Two years ago today, Barack Obama was inaugurated as the 44th President of the United States.  I remember waking up at 2 or 3 in the morning to watch it live on the internet. That freezing January day was on the whole much less elevated, much less elegant, than the November night he won the vote, but it was nonetheless momentous. I was particularly excited about the commissioned poem; delighted that poems could still be commissioned for state occasions, delighted with the kind of president who would commission one.  But when it came I was disappointed. Probably, not unlike Obama's presidency, no matter how good it was it could not fulfill the expectations it created, but hearing it read that day by its author Elizabeth Alexander I found it uninspiring, falling short of the grandeur of that moment.

However, reading it again now I think it has a great deal of merit, and indeed has said something true and hopeful about America - something America seems to have forgotten in the intervening two years. Race is undoubtedly present but unspoken, merged in a common past of striving and dreaming. It speaks of a creative humility and carried history that seem lost in the clamour for tax cuts and razor wire. It speaks of love as the abiding American thing. It speaks of articulation as a way of relating - something else that seems lost. Instead of speaking, there is shouting. Two years on, there is scorn instead of praise.

Praise Song for the Day

Each day we go about our business,
walking past each other, catching each other's
eyes or not, about to speak or speaking.

All about us is noise. All about us is
noise and bramble, thorn and din, each
one of our ancestors on our tongues.

Someone is stitching up a hem, darning
a hole in a uniform, patching a tire,
repairing the things in need of repair.

Someone is trying to make music somewhere,
with a pair of wooden spoons on an oil drum,
with cello, boom box, harmonica, voice.

A woman and her son wait for the bus.
A farmer considers the changing sky.
A teacher says, Take out your pencils. Begin.
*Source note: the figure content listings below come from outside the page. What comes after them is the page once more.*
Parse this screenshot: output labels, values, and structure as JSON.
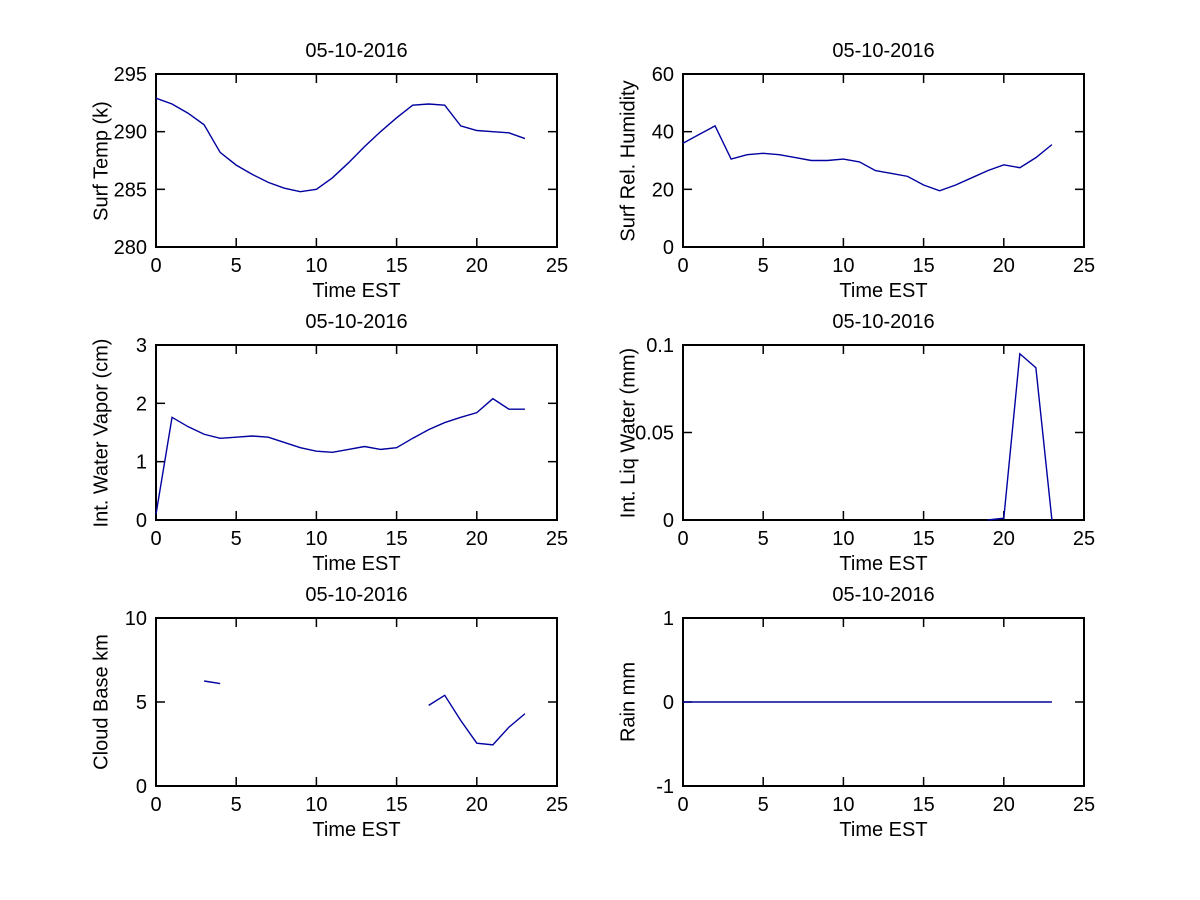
{
  "figure": {
    "background": "#ffffff",
    "axis_color": "#000000",
    "line_color": "#0000A0"
  },
  "chart_data": [
    {
      "type": "line",
      "title": "05-10-2016",
      "xlabel": "Time EST",
      "ylabel": "Surf Temp (k)",
      "xlim": [
        0,
        25
      ],
      "ylim": [
        280,
        295
      ],
      "xticks": [
        0,
        5,
        10,
        15,
        20,
        25
      ],
      "yticks": [
        280,
        285,
        290,
        295
      ],
      "grid": false,
      "legend": null,
      "x": [
        0,
        1,
        2,
        3,
        4,
        5,
        6,
        7,
        8,
        9,
        10,
        11,
        12,
        13,
        14,
        15,
        16,
        17,
        18,
        19,
        20,
        21,
        22,
        23
      ],
      "y": [
        292.9,
        292.4,
        291.6,
        290.6,
        288.2,
        287.1,
        286.3,
        285.6,
        285.1,
        284.8,
        285.0,
        286.0,
        287.3,
        288.7,
        290.0,
        291.2,
        292.3,
        292.4,
        292.3,
        290.5,
        290.1,
        290.0,
        289.9,
        289.4
      ]
    },
    {
      "type": "line",
      "title": "05-10-2016",
      "xlabel": "Time EST",
      "ylabel": "Surf Rel. Humidity",
      "xlim": [
        0,
        25
      ],
      "ylim": [
        0,
        60
      ],
      "xticks": [
        0,
        5,
        10,
        15,
        20,
        25
      ],
      "yticks": [
        0,
        20,
        40,
        60
      ],
      "grid": false,
      "legend": null,
      "x": [
        0,
        1,
        2,
        3,
        4,
        5,
        6,
        7,
        8,
        9,
        10,
        11,
        12,
        13,
        14,
        15,
        16,
        17,
        18,
        19,
        20,
        21,
        22,
        23
      ],
      "y": [
        36,
        39,
        42,
        30.5,
        32,
        32.5,
        32,
        31,
        30,
        30,
        30.5,
        29.5,
        26.5,
        25.5,
        24.5,
        21.5,
        19.5,
        21.5,
        24,
        26.5,
        28.5,
        27.5,
        31,
        35.5
      ]
    },
    {
      "type": "line",
      "title": "05-10-2016",
      "xlabel": "Time EST",
      "ylabel": "Int. Water Vapor (cm)",
      "xlim": [
        0,
        25
      ],
      "ylim": [
        0,
        3
      ],
      "xticks": [
        0,
        5,
        10,
        15,
        20,
        25
      ],
      "yticks": [
        0,
        1,
        2,
        3
      ],
      "grid": false,
      "legend": null,
      "x": [
        0,
        1,
        2,
        3,
        4,
        5,
        6,
        7,
        8,
        9,
        10,
        11,
        12,
        13,
        14,
        15,
        16,
        17,
        18,
        19,
        20,
        21,
        22,
        23
      ],
      "y": [
        0.1,
        1.76,
        1.6,
        1.47,
        1.4,
        1.42,
        1.44,
        1.42,
        1.33,
        1.24,
        1.18,
        1.16,
        1.21,
        1.26,
        1.21,
        1.24,
        1.4,
        1.55,
        1.67,
        1.76,
        1.84,
        2.08,
        1.9,
        1.9
      ]
    },
    {
      "type": "line",
      "title": "05-10-2016",
      "xlabel": "Time EST",
      "ylabel": "Int. Liq Water (mm)",
      "xlim": [
        0,
        25
      ],
      "ylim": [
        0,
        0.1
      ],
      "xticks": [
        0,
        5,
        10,
        15,
        20,
        25
      ],
      "yticks": [
        0,
        0.05,
        0.1
      ],
      "grid": false,
      "legend": null,
      "x": [
        0,
        1,
        2,
        3,
        4,
        5,
        6,
        7,
        8,
        9,
        10,
        11,
        12,
        13,
        14,
        15,
        16,
        17,
        18,
        19,
        20,
        21,
        22,
        23
      ],
      "y": [
        null,
        null,
        null,
        null,
        null,
        null,
        null,
        null,
        null,
        null,
        null,
        null,
        null,
        null,
        null,
        null,
        null,
        null,
        null,
        0,
        0.001,
        0.095,
        0.087,
        0
      ]
    },
    {
      "type": "line",
      "title": "05-10-2016",
      "xlabel": "Time EST",
      "ylabel": "Cloud Base km",
      "xlim": [
        0,
        25
      ],
      "ylim": [
        0,
        10
      ],
      "xticks": [
        0,
        5,
        10,
        15,
        20,
        25
      ],
      "yticks": [
        0,
        5,
        10
      ],
      "grid": false,
      "legend": null,
      "x": [
        0,
        1,
        2,
        3,
        4,
        5,
        6,
        7,
        8,
        9,
        10,
        11,
        12,
        13,
        14,
        15,
        16,
        17,
        18,
        19,
        20,
        21,
        22,
        23
      ],
      "y": [
        null,
        null,
        null,
        6.25,
        6.1,
        null,
        null,
        null,
        null,
        null,
        null,
        null,
        null,
        null,
        null,
        null,
        null,
        4.8,
        5.4,
        3.9,
        2.55,
        2.45,
        3.5,
        4.3
      ]
    },
    {
      "type": "line",
      "title": "05-10-2016",
      "xlabel": "Time EST",
      "ylabel": "Rain mm",
      "xlim": [
        0,
        25
      ],
      "ylim": [
        -1,
        1
      ],
      "xticks": [
        0,
        5,
        10,
        15,
        20,
        25
      ],
      "yticks": [
        -1,
        0,
        1
      ],
      "grid": false,
      "legend": null,
      "x": [
        0,
        1,
        2,
        3,
        4,
        5,
        6,
        7,
        8,
        9,
        10,
        11,
        12,
        13,
        14,
        15,
        16,
        17,
        18,
        19,
        20,
        21,
        22,
        23
      ],
      "y": [
        0,
        0,
        0,
        0,
        0,
        0,
        0,
        0,
        0,
        0,
        0,
        0,
        0,
        0,
        0,
        0,
        0,
        0,
        0,
        0,
        0,
        0,
        0,
        0
      ]
    }
  ]
}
We encounter each other in words, words
spiny or smooth, whispered or declaimed,
words to consider, reconsider.

We cross dirt roads and highways that mark
the will of some one and then others, who said
I need to see what's on the other side.

I know there's something better down the road.
We need to find a place where we are safe.
We walk into that which we cannot yet see.

Say it plain: that many have died for this day.
Sing the names of the dead who brought us here,
who laid the train tracks, raised the bridges,

picked the cotton and the lettuce, built
brick by brick the glittering edifices
they would then keep clean and work inside of.

Praise song for struggle, praise song for the day.
Praise song for every hand-lettered sign,
the figuring-it-out at kitchen tables.

Some live by love thy neighbor as thyself,
others by first do no harm or take no more
than you need
. What if the mightiest word is love?

Love beyond marital, filial, national,
love that casts a widening pool of light,
love with no need to pre-empt grievance.

In today's sharp sparkle, this winter air,
any thing can be made, any sentence begun.
On the brink, on the brim, on the cusp,

praise song for walking forward in that light.